Heteroskedasticity is tested using the Breusch-Pagan test (Breusch and Pagan 1979) which is derived from Lagrange Multiplier arguments, and can be represented as a chi-squared test using as statistic half the model sum of squares of an auxiliary regression. This auxiliary regression has a dependent variable and a set of independent variables. The dependent variable is the standardized square of the OLS residuals (divided by the OLS variance and then measured relative to 1.0). The independent variables are the squares of the original OLS independent variables which determine the auxiliary regression matrix. This is also referred to as the random coefficients model (Hildreth and Houck 1968). The degrees of freedom in the chi-squared test are equal to those of the regression model minus one.

In the present version of Spacestat, the user does not have the option of specifying the heteroskedastic variables.

For situations where there is considerable non-normality the Breusch-Pagan test is less reliable than the Koenker-Bassett test (Koenker and Bassett 1982) which normalizes the Breusch-Pagan statistic by half the mean of the squares of the Breusch-Pagan dependent variable. This is reported in SpaceStat along with the Breusch-Pagan statistic. A further test of heteroskedasticity is the White test (White 1980) in which a regression is carried out of the square of the OLS residuals against all cross-products of the original regression variables. The White statistic is then equal to the product of R squared from this regression multiplied by the number of observations, with the number of degrees of freedom for the chi-square test given by the number of new regression variables in the White test.

The tests against spatial dependence in OLS are the following: first a Moran’s I test is carried out on the residuals using the correct asymptotic expression for the variance (Cliff and Ord 1973). Next are reported Lagrange multiplier tests for spatial dependence (Anselin et al 1996) against (a) spatial error alone (Burridge 1980), (b) spatial error with spatial lag present (Robust LM error)(c) spatial lag alone, and spatial lag in the presence of spatial error (Robust LM lag). Also given is a test for both spatial lag and spatial error (LM SARMA).

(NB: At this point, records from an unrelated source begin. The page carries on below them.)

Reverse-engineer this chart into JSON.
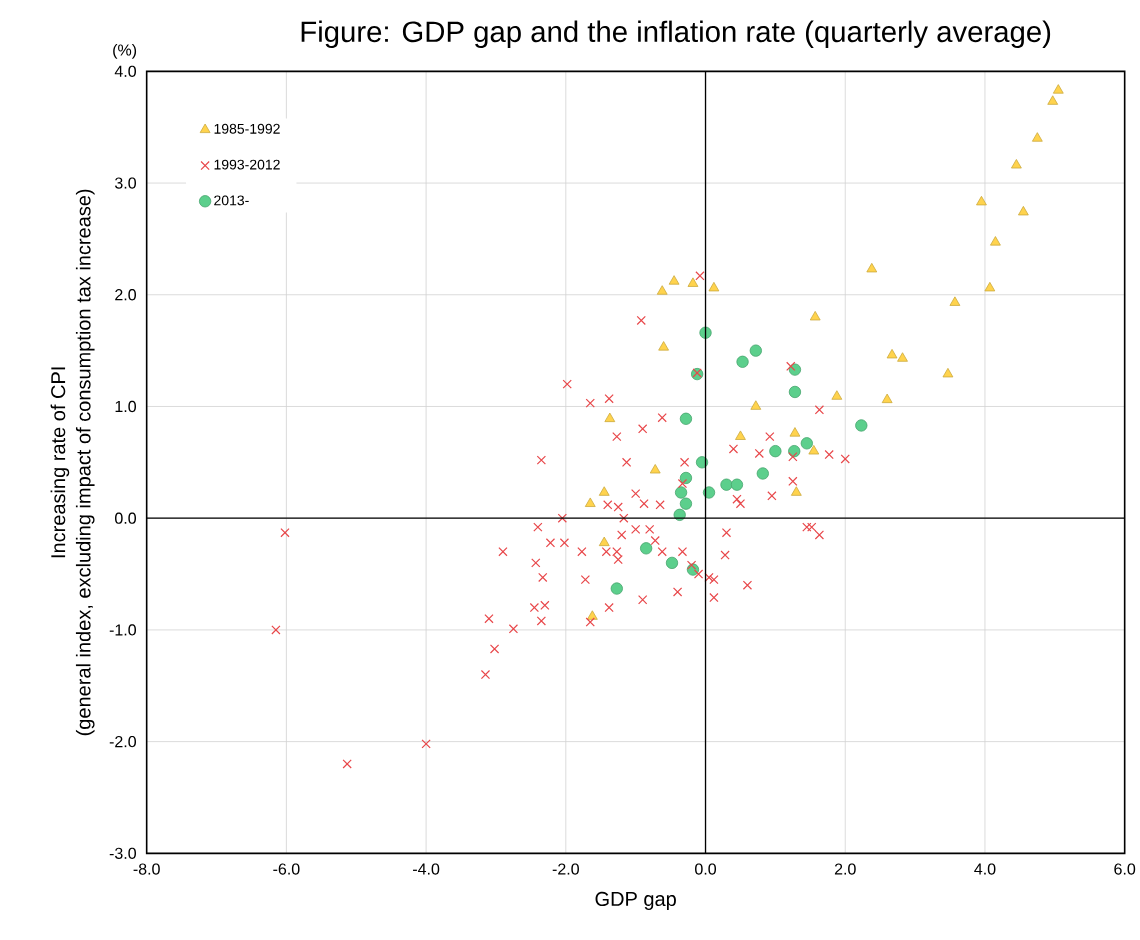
{
  "chart_data": {
    "type": "scatter",
    "title": "Figure: GDP gap and the inflation rate (quarterly average)",
    "xlabel": "GDP gap",
    "ylabel": [
      "Increasing rate of CPI",
      "(general index, excluding impact of consumption tax increase)"
    ],
    "annotations": [
      "(%)"
    ],
    "xlim": [
      -8,
      6
    ],
    "ylim": [
      -3,
      4
    ],
    "xticks": [
      {
        "value": -8,
        "label": "-8.0"
      },
      {
        "value": -6,
        "label": "-6.0"
      },
      {
        "value": -4,
        "label": "-4.0"
      },
      {
        "value": -2,
        "label": "-2.0"
      },
      {
        "value": 0,
        "label": "0.0"
      },
      {
        "value": 2,
        "label": "2.0"
      },
      {
        "value": 4,
        "label": "4.0"
      },
      {
        "value": 6,
        "label": "6.0"
      }
    ],
    "yticks": [
      {
        "value": -3,
        "label": "-3.0"
      },
      {
        "value": -2,
        "label": "-2.0"
      },
      {
        "value": -1,
        "label": "-1.0"
      },
      {
        "value": 0,
        "label": "0.0"
      },
      {
        "value": 1,
        "label": "1.0"
      },
      {
        "value": 2,
        "label": "2.0"
      },
      {
        "value": 3,
        "label": "3.0"
      },
      {
        "value": 4,
        "label": "4.0"
      }
    ],
    "grid": true,
    "legend": "top left",
    "series": [
      {
        "name": "1985-1992",
        "color": "#ffd34d",
        "marker": "triangle",
        "x": [
          5.05,
          4.97,
          4.75,
          4.45,
          3.95,
          4.55,
          4.15,
          2.38,
          4.07,
          3.57,
          1.57,
          2.67,
          2.82,
          3.47,
          1.88,
          2.6,
          0.72,
          1.28,
          0.5,
          1.55,
          1.3,
          -1.37,
          -0.72,
          -1.45,
          -1.65,
          -1.45,
          -1.62,
          -0.62,
          -0.45,
          -0.18,
          0.12,
          -0.6
        ],
        "values": [
          3.83,
          3.73,
          3.4,
          3.16,
          2.83,
          2.74,
          2.47,
          2.23,
          2.06,
          1.93,
          1.8,
          1.46,
          1.43,
          1.29,
          1.09,
          1.06,
          1.0,
          0.76,
          0.73,
          0.6,
          0.23,
          0.89,
          0.43,
          0.23,
          0.13,
          -0.22,
          -0.88,
          2.03,
          2.12,
          2.1,
          2.06,
          1.53
        ]
      },
      {
        "name": "1993-2012",
        "color": "#e8474a",
        "marker": "cross",
        "x": [
          -0.08,
          -0.92,
          -0.12,
          1.22,
          -1.98,
          -1.38,
          -1.65,
          -0.62,
          -0.9,
          -1.27,
          1.63,
          0.92,
          1.25,
          2.0,
          -2.35,
          -1.13,
          -0.3,
          0.4,
          0.77,
          1.77,
          1.25,
          -1.0,
          -1.4,
          -0.65,
          -0.33,
          0.45,
          0.5,
          0.95,
          -1.25,
          -0.88,
          -1.17,
          -2.05,
          -1.0,
          -1.2,
          -0.8,
          -0.72,
          -0.62,
          -1.42,
          -1.27,
          -1.77,
          -2.02,
          -2.22,
          -2.4,
          -2.43,
          -2.9,
          -2.33,
          -1.72,
          -1.25,
          -0.33,
          0.3,
          0.28,
          0.05,
          0.12,
          0.12,
          0.6,
          1.45,
          1.52,
          1.63,
          -0.9,
          -0.4,
          -1.38,
          -1.65,
          -2.3,
          -2.45,
          -2.35,
          -3.1,
          -2.75,
          -3.02,
          -3.15,
          -6.02,
          -6.15,
          -4.0,
          -5.13,
          -0.2,
          -0.1
        ],
        "values": [
          2.17,
          1.77,
          1.3,
          1.36,
          1.2,
          1.07,
          1.03,
          0.9,
          0.8,
          0.73,
          0.97,
          0.73,
          0.55,
          0.53,
          0.52,
          0.5,
          0.5,
          0.62,
          0.58,
          0.57,
          0.33,
          0.22,
          0.12,
          0.12,
          0.31,
          0.17,
          0.13,
          0.2,
          0.1,
          0.13,
          0.0,
          0.0,
          -0.1,
          -0.15,
          -0.1,
          -0.2,
          -0.3,
          -0.3,
          -0.3,
          -0.3,
          -0.22,
          -0.22,
          -0.08,
          -0.4,
          -0.3,
          -0.53,
          -0.55,
          -0.37,
          -0.3,
          -0.13,
          -0.33,
          -0.53,
          -0.55,
          -0.71,
          -0.6,
          -0.08,
          -0.08,
          -0.15,
          -0.73,
          -0.66,
          -0.8,
          -0.93,
          -0.78,
          -0.8,
          -0.92,
          -0.9,
          -0.99,
          -1.17,
          -1.4,
          -0.13,
          -1.0,
          -2.02,
          -2.2,
          -0.42,
          -0.5
        ]
      },
      {
        "name": "2013-",
        "color": "#5ccf8c",
        "marker": "circle",
        "x": [
          0.0,
          0.72,
          0.53,
          1.28,
          -0.12,
          1.28,
          -0.28,
          2.23,
          1.45,
          1.0,
          1.27,
          -0.05,
          0.82,
          -0.28,
          0.3,
          0.45,
          -0.35,
          0.05,
          -0.28,
          -0.37,
          -0.85,
          -0.48,
          -0.18,
          -1.27
        ],
        "values": [
          1.66,
          1.5,
          1.4,
          1.33,
          1.29,
          1.13,
          0.89,
          0.83,
          0.67,
          0.6,
          0.6,
          0.5,
          0.4,
          0.36,
          0.3,
          0.3,
          0.23,
          0.23,
          0.13,
          0.03,
          -0.27,
          -0.4,
          -0.46,
          -0.63
        ]
      }
    ]
  }
}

Spatial lag regression and spatial error regression

Again, the Breusch-Pagan test is used to examine the standardized square of the OLS residuals regressed against the square of the original coefficients. But also given are the spatial versions of this test where we adjust the Hessian entering the Lagrange multiplier analysis for the residual couplings of the auxiliary regression variable matrix (from the random coefficients model) to deviations in the spatial lag (error) parameters terms (Anselin 1988a,b).

Next a likelihood ratio test is given for the spatial lag or spatial error model in question. The difference in the calculated log-likelihood between the model in question and the OLS version of the model is used as the statistic for chi-squared test with the number of degrees of freedom of the regression model minus one.

Finally are given the Lagrange multiplier tests spatial dependence. These models take the optimized spatial lag (error) models and examine spatial tendencies towards spatial error (lag) using Lagrange multiplier tests. In each case the Hessians have to be corrected for residual coupling of the error (lag) terms to the parameter variances in the spatial lag (error) model (Anselin 1988a,b).